Vietnam’s Defense Minister Phan Van Giang called for actions to “constrain” and “avoid complicating the situation” in resolving disputes in the East Sea (South China Sea) when he met with ASEAN and Chinese ministers on May June 15.
Noting the informal meeting of the ASEAN-China Defense Ministers in an online form organized by Brunei- the rotating president of the Southeast Asian Nations, the Vietnam News Agency reported that Senior Lieutenant General Giang, head of the Vietnamese delegation, suggested the parties create a favorable environment for the negotiation of the Code of Conduct in the East Sea (COC), especially through confidence-building measures.
The meeting comes a day before the 10-nation Southeast Asian bloc meets with defense ministers from eight other countries in the Asia-Pacific region, including the US, Japan, and India.
Senior Lieutenant General Giang was quoted as saying at an informal meeting on June 15 that the Vietnamese side suggested that the parties “refrain from actions, avoid complicating the situation, settle disputes by peaceful means, on basis of international law, including the 1982 United Nations Convention on the Law of the Sea (UNCLOS).”
In a statement Singapore released after the June 15 meeting cited by Nikkei Asia, ASEAN’s ministers emphasized “the need to maintain and promote a conducive environment to the early conclusion of a COC which is “effective and substantive under international law,” referring to the code of conduct in the East Sea.
China has overlapping claims with ASEAN member states over the resource-rich South China Sea, according to Nikkei Asia. At a meeting of foreign ministers last week, ASEAN and China agreed to expedite the resumption of negotiations on a code of conduct, which had been halted due to the coronavirus pandemic.
The South China Sea has also been a key topic in previous ASEAN defense ministers’ meetings. The new statement issued on June 15 reiterates that the countries are committed to “the maintenance and promotion of peace, security, stability, safety, and freedom of navigation and overflight in the South China Sea.”
The ministers also called for “self-restraint in actions” and urged all parties to “avoid actions that could complicate or escalate the situation,” without naming specific countries.
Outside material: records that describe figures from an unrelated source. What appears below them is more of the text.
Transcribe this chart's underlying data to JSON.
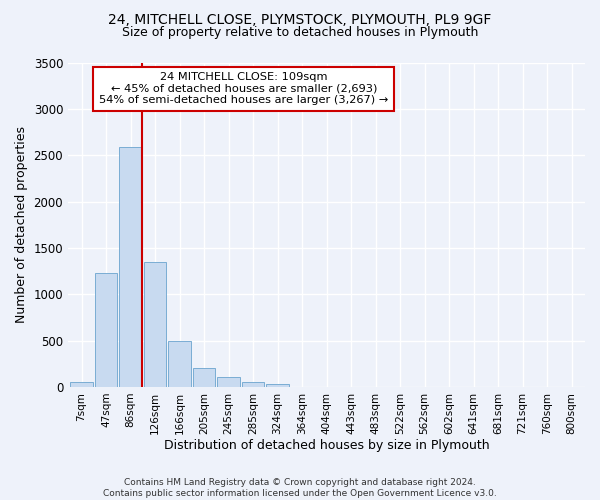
{
  "title_line1": "24, MITCHELL CLOSE, PLYMSTOCK, PLYMOUTH, PL9 9GF",
  "title_line2": "Size of property relative to detached houses in Plymouth",
  "xlabel": "Distribution of detached houses by size in Plymouth",
  "ylabel": "Number of detached properties",
  "bar_labels": [
    "7sqm",
    "47sqm",
    "86sqm",
    "126sqm",
    "166sqm",
    "205sqm",
    "245sqm",
    "285sqm",
    "324sqm",
    "364sqm",
    "404sqm",
    "443sqm",
    "483sqm",
    "522sqm",
    "562sqm",
    "602sqm",
    "641sqm",
    "681sqm",
    "721sqm",
    "760sqm",
    "800sqm"
  ],
  "bar_values": [
    50,
    1230,
    2590,
    1350,
    500,
    200,
    105,
    50,
    30,
    0,
    0,
    0,
    0,
    0,
    0,
    0,
    0,
    0,
    0,
    0,
    0
  ],
  "bar_color": "#c8daf0",
  "bar_edge_color": "#7aadd4",
  "ylim": [
    0,
    3500
  ],
  "yticks": [
    0,
    500,
    1000,
    1500,
    2000,
    2500,
    3000,
    3500
  ],
  "vline_color": "#cc0000",
  "annotation_title": "24 MITCHELL CLOSE: 109sqm",
  "annotation_line2": "← 45% of detached houses are smaller (2,693)",
  "annotation_line3": "54% of semi-detached houses are larger (3,267) →",
  "annotation_box_color": "#ffffff",
  "annotation_box_edge": "#cc0000",
  "footer_line1": "Contains HM Land Registry data © Crown copyright and database right 2024.",
  "footer_line2": "Contains public sector information licensed under the Open Government Licence v3.0.",
  "background_color": "#eef2fa",
  "plot_bg_color": "#eef2fa",
  "grid_color": "#ffffff"
}
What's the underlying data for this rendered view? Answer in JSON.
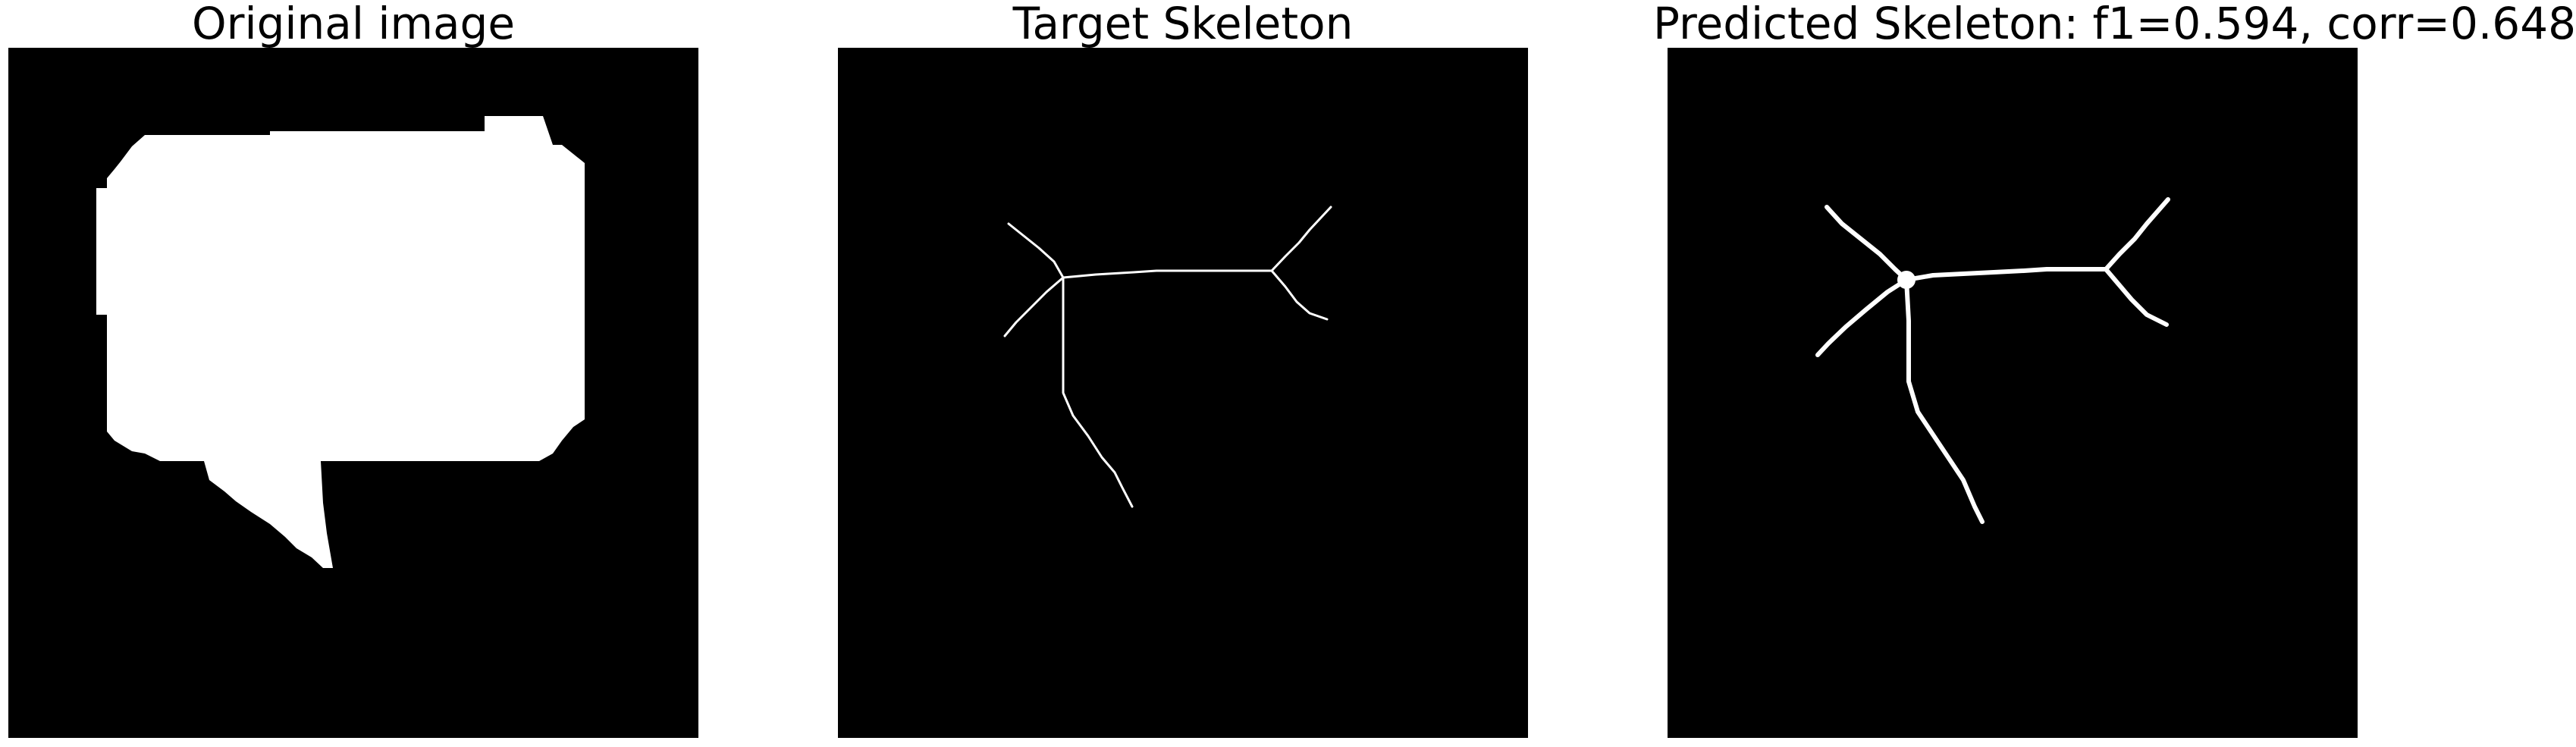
{
  "figure": {
    "panels": [
      {
        "title": "Original image"
      },
      {
        "title": "Target Skeleton"
      },
      {
        "title": "Predicted Skeleton: f1=0.594, corr=0.648"
      }
    ]
  },
  "colors": {
    "background": "#000000",
    "foreground": "#ffffff",
    "page": "#ffffff"
  }
}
Tensions in the South China Sea have increased in recent weeks between countries in the region and China. Malaysia earlier this month sent fighter jets to intercept 16 Chinese transport planes flying into the South China Sea, which it said were engaged in “suspicious activities” near its airspace. Meanwhile, the Philippines has repeatedly protested the “illegal” and “threatening” presence of hundreds of Chinese “maritime militia” inside its exclusive economic zone. Vietnam is said to have expanded its maritime militia to strengthen its defense against China’s challenges in the South China Sea.
Chinese Defense Minister Wei Fenghuang was not quoted by domestic newspapers as saying at the meeting, but Vietnam’s Defense Minister was quoted by the VNA as emphasizing the importance of ASEAN-China cooperation for “peace and stability” regional determination” and “responsive to the establishment of a hotline between the ministers of ASEAN and China.